À l'origine, c'est un épais roman éponyme en 13 tomes de Robert Merle. Robert Merle est un romancier que j'aime beaucoup pour certains de ses romans ("Week-end à Zuydcoote", "l'île", "la mort est mon métier", "Malevil", etc ) mais j'avoue avoir toujours été effrayé par la dimension de "Fortune de France".
Par conséquent, cette série tombe bien en 2024 pour commencer un petit travail d'approche (de ma part). D'autant que la fin semble ouverte, appelant éventuellement une suite.
Les six épisodes de la série de 2024 recouvrent, d'après ce que j'ai lu ici ou là, le premier tome de l'œuvre de Merle.
L'action se passe dans le Périgord Noir aux alentours de 1557 et nous sommes aux portes des guerres de religion qui menacent le royaume entre catholiques et protestants. Ces guerres civiles vont sévir entre 1560 environ et 1598 avec le point d'orgue du massacre de la Saint-Barthélemy en 1572. Les uns (protestants) et les autres (catholiques) ne sont d'ailleurs pas à une exaction près, me confortant dans mon point de vue qu'il ne faut jamais accorder un pouvoir politique à une religion quelle qu'elle soit. Bref …
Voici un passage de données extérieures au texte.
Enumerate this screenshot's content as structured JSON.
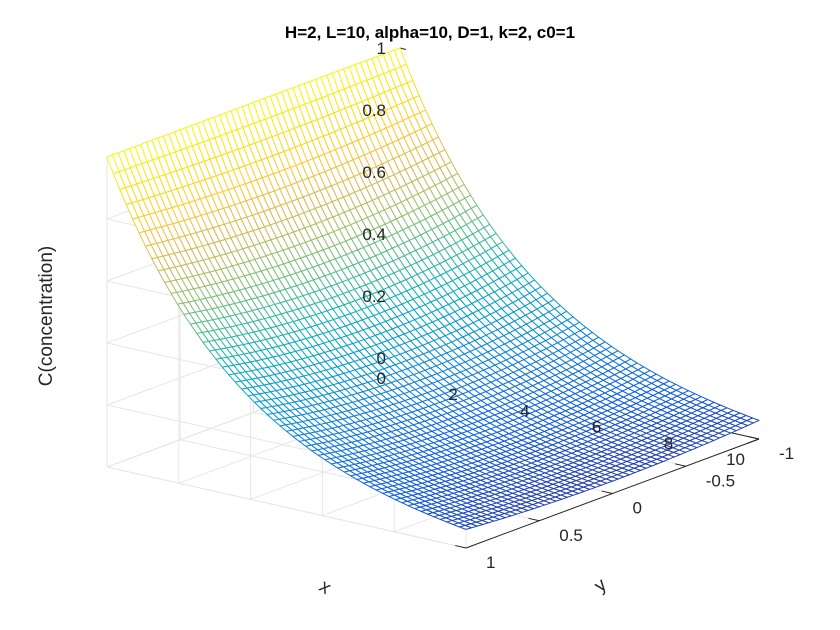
{
  "chart_data": {
    "type": "surface",
    "title": "H=2, L=10, alpha=10, D=1, k=2, c0=1",
    "xlabel": "x",
    "ylabel": "y",
    "zlabel": "C(concentration)",
    "xlim": [
      0,
      10
    ],
    "ylim": [
      -1,
      1
    ],
    "zlim": [
      0,
      1
    ],
    "x_ticks": [
      "0",
      "2",
      "4",
      "6",
      "8",
      "10"
    ],
    "y_ticks": [
      "-1",
      "-0.5",
      "0",
      "0.5",
      "1"
    ],
    "z_ticks": [
      "0",
      "0.2",
      "0.4",
      "0.6",
      "0.8",
      "1"
    ],
    "grid": true,
    "colormap": "parula",
    "surface": {
      "x_range": [
        0,
        10
      ],
      "y_range": [
        -1,
        1
      ],
      "z_at_x0": 1.0,
      "z_at_x10_center": 0.04,
      "z_at_x10_edge": 0.06,
      "decay_rate_center": 0.32,
      "decay_rate_edge": 0.28
    }
  }
}
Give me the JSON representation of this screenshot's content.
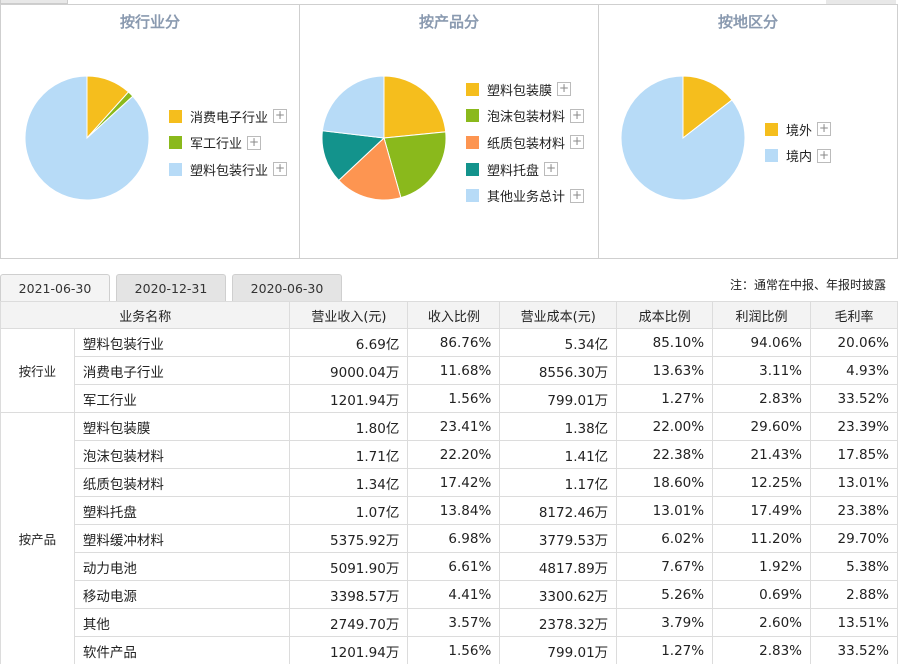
{
  "panels": [
    {
      "title": "按行业分",
      "slices": [
        {
          "label": "消费电子行业",
          "value": 11.68,
          "color": "#f5be1d"
        },
        {
          "label": "军工行业",
          "value": 1.56,
          "color": "#8ab91c"
        },
        {
          "label": "塑料包装行业",
          "value": 86.76,
          "color": "#b7dbf7"
        }
      ]
    },
    {
      "title": "按产品分",
      "slices": [
        {
          "label": "塑料包装膜",
          "value": 23.41,
          "color": "#f5be1d"
        },
        {
          "label": "泡沫包装材料",
          "value": 22.2,
          "color": "#8ab91c"
        },
        {
          "label": "纸质包装材料",
          "value": 17.42,
          "color": "#fd9551"
        },
        {
          "label": "塑料托盘",
          "value": 13.84,
          "color": "#13938c"
        },
        {
          "label": "其他业务总计",
          "value": 23.13,
          "color": "#b7dbf7"
        }
      ]
    },
    {
      "title": "按地区分",
      "slices": [
        {
          "label": "境外",
          "value": 14.5,
          "color": "#f5be1d"
        },
        {
          "label": "境内",
          "value": 85.5,
          "color": "#b7dbf7"
        }
      ]
    }
  ],
  "plus_symbol": "+",
  "tabs": [
    "2021-06-30",
    "2020-12-31",
    "2020-06-30"
  ],
  "note": "注：通常在中报、年报时披露",
  "table": {
    "headers": [
      "业务名称",
      "营业收入(元)",
      "收入比例",
      "营业成本(元)",
      "成本比例",
      "利润比例",
      "毛利率"
    ],
    "groups": [
      {
        "name": "按行业",
        "rows": [
          [
            "塑料包装行业",
            "6.69亿",
            "86.76%",
            "5.34亿",
            "85.10%",
            "94.06%",
            "20.06%"
          ],
          [
            "消费电子行业",
            "9000.04万",
            "11.68%",
            "8556.30万",
            "13.63%",
            "3.11%",
            "4.93%"
          ],
          [
            "军工行业",
            "1201.94万",
            "1.56%",
            "799.01万",
            "1.27%",
            "2.83%",
            "33.52%"
          ]
        ]
      },
      {
        "name": "按产品",
        "rows": [
          [
            "塑料包装膜",
            "1.80亿",
            "23.41%",
            "1.38亿",
            "22.00%",
            "29.60%",
            "23.39%"
          ],
          [
            "泡沫包装材料",
            "1.71亿",
            "22.20%",
            "1.41亿",
            "22.38%",
            "21.43%",
            "17.85%"
          ],
          [
            "纸质包装材料",
            "1.34亿",
            "17.42%",
            "1.17亿",
            "18.60%",
            "12.25%",
            "13.01%"
          ],
          [
            "塑料托盘",
            "1.07亿",
            "13.84%",
            "8172.46万",
            "13.01%",
            "17.49%",
            "23.38%"
          ],
          [
            "塑料缓冲材料",
            "5375.92万",
            "6.98%",
            "3779.53万",
            "6.02%",
            "11.20%",
            "29.70%"
          ],
          [
            "动力电池",
            "5091.90万",
            "6.61%",
            "4817.89万",
            "7.67%",
            "1.92%",
            "5.38%"
          ],
          [
            "移动电源",
            "3398.57万",
            "4.41%",
            "3300.62万",
            "5.26%",
            "0.69%",
            "2.88%"
          ],
          [
            "其他",
            "2749.70万",
            "3.57%",
            "2378.32万",
            "3.79%",
            "2.60%",
            "13.51%"
          ],
          [
            "软件产品",
            "1201.94万",
            "1.56%",
            "799.01万",
            "1.27%",
            "2.83%",
            "33.52%"
          ]
        ]
      }
    ]
  }
}
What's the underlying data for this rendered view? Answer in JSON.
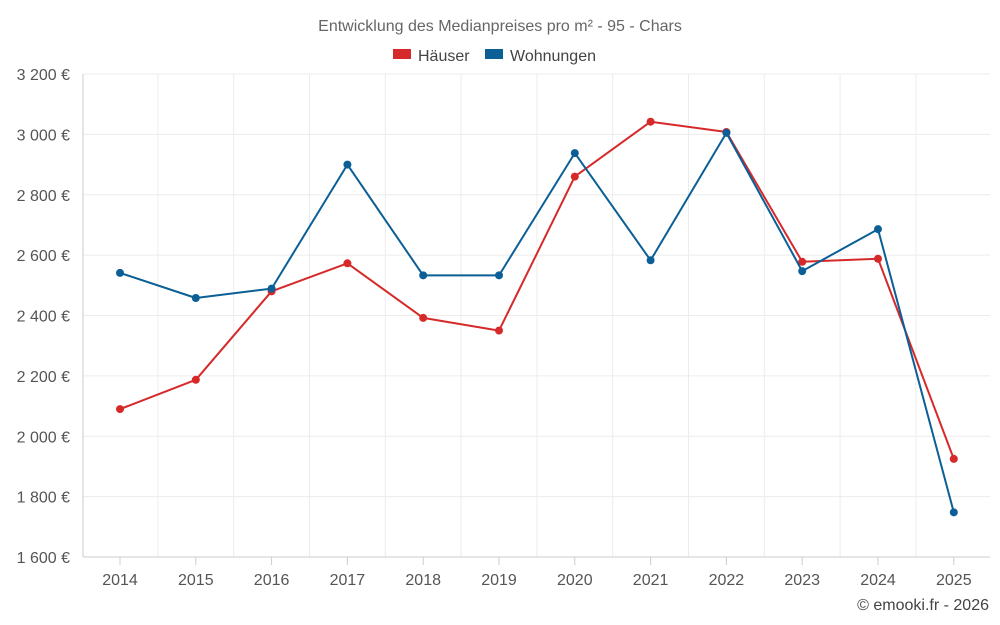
{
  "chart_data": {
    "type": "line",
    "title": "Entwicklung des Medianpreises pro m² - 95 - Chars",
    "credit": "© emooki.fr - 2026",
    "categories": [
      "2014",
      "2015",
      "2016",
      "2017",
      "2018",
      "2019",
      "2020",
      "2021",
      "2022",
      "2023",
      "2024",
      "2025"
    ],
    "ylim": [
      1600,
      3200
    ],
    "yticks": [
      1600,
      1800,
      2000,
      2200,
      2400,
      2600,
      2800,
      3000,
      3200
    ],
    "ytick_labels": [
      "1 600 €",
      "1 800 €",
      "2 000 €",
      "2 200 €",
      "2 400 €",
      "2 600 €",
      "2 800 €",
      "3 000 €",
      "3 200 €"
    ],
    "legend_position": "top-center",
    "grid": true,
    "series": [
      {
        "name": "Häuser",
        "color": "#d62a2a",
        "values": [
          2090,
          2187,
          2480,
          2573,
          2392,
          2350,
          2860,
          3042,
          3008,
          2578,
          2588,
          1925
        ]
      },
      {
        "name": "Wohnungen",
        "color": "#0b5f96",
        "values": [
          2541,
          2458,
          2489,
          2900,
          2533,
          2533,
          2938,
          2583,
          3005,
          2547,
          2686,
          1748
        ]
      }
    ]
  }
}
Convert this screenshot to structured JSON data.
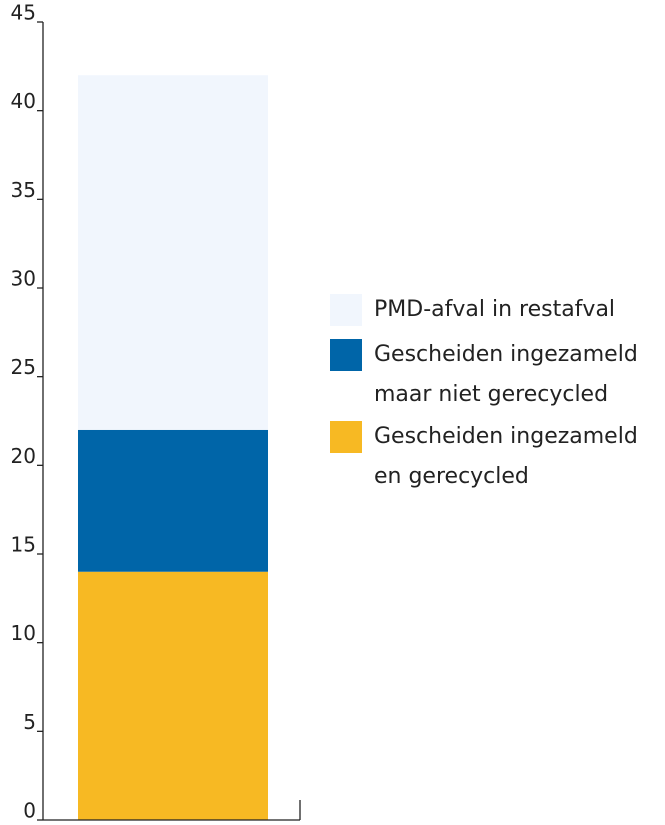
{
  "chart_data": {
    "type": "stacked_bar",
    "categories": [
      null
    ],
    "series": [
      {
        "name": "Gescheiden ingezameld en gerecycled",
        "color": "#f7b923",
        "values": [
          14
        ]
      },
      {
        "name": "Gescheiden ingezameld maar niet gerecycled",
        "color": "#0065a8",
        "values": [
          8
        ]
      },
      {
        "name": "PMD-afval in restafval",
        "color": "#f1f6fd",
        "values": [
          20
        ]
      }
    ],
    "ylim": [
      0,
      45
    ],
    "yticks": [
      0,
      5,
      10,
      15,
      20,
      25,
      30,
      35,
      40,
      45
    ],
    "legend": "right"
  }
}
L'action se passe dans le Périgord Noir, disais-je, et décrit, en faisant très très court, une tranche de vie de la famille Siorac qui vit dans le château de Mespech entouré d'un monde hostile. En effet le baron de Siorac est protestant et veut défendre sa foi face aux catholiques intransigeants pour ne pas dire fanatiques qui le cernent. Et il n'est pas inintéressant de voir ces guerres de religion à travers un aspect simplement rural qui n'est pas si courant.
Il semble que Robert Merle (ainsi que les scénaristes) se soient inspirés d'évènements historiques même si les personnages sont purement fictifs. Et l'affaire est quand même bien menée sur ces six épisodes de 50 minutes environ par le cinéaste Christopher Thompson, car les rebondissements ne manquent pas entre les guerres, les luttes (fratricides) entre les deux religions. Il y a même un épisode de peste où on découvre une autre facette du baron de Siorac, émule d'Ambroise Paré, dans un autre "chantier" (si on me pardonne l'expression) qui est celui des débuts de la médecine face aux superstitions et, encore une fois, face à la religion.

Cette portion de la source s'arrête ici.